A limited liability company’s operating agreement or company agreement is similar to a corporation’s shareholder agreement, and provides for the management of the LLC, and the rights and duties of the owners of the LLC (members) and the managers of the LLC, if any.
Specifically, the LLC operating agreement should address the company’s finances, capital contributions, percentages of ownership, voting rights, meetings, notices, buyouts, distribution of profits and losses, officers, and other matters. Limited liability companies generally may be managed by the members or by appointed or elected managers.
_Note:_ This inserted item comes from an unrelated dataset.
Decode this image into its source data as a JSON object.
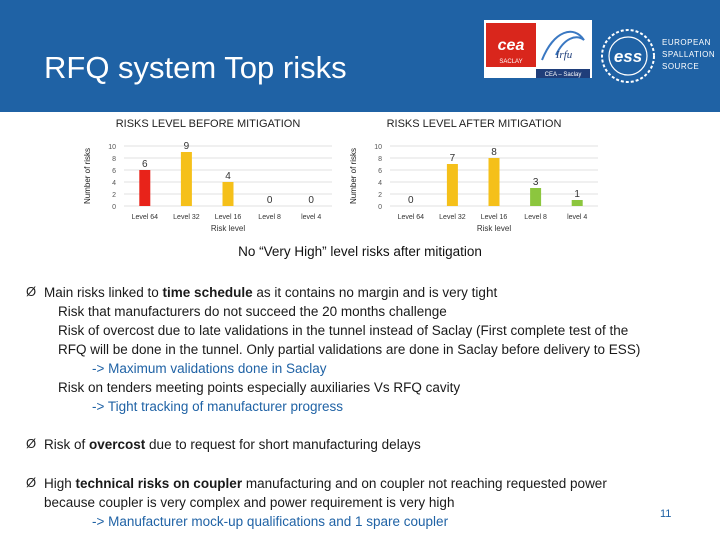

In Alaska, a limited liability company (LLC) is governed by the Alaska Statutes, specifically under Title 10, Chapter 50. An LLC's operating agreement is a key document that outlines the internal operations and management of the company. While not required by state law, it is highly recommended as it provides structure and clarity for the LLC's functioning. The operating agreement should detail the financial contributions of the members, their ownership percentages, voting rights, and procedures for meetings and notices. It should also cover how profits and losses will be distributed, the process for member buyouts, and the roles of any officers or managers. In Alaska, LLCs can be member-managed or manager-managed, and the operating agreement should clearly state the management structure chosen. Without an operating agreement, the LLC will be governed by default provisions in state law, which may not align with the members' intentions.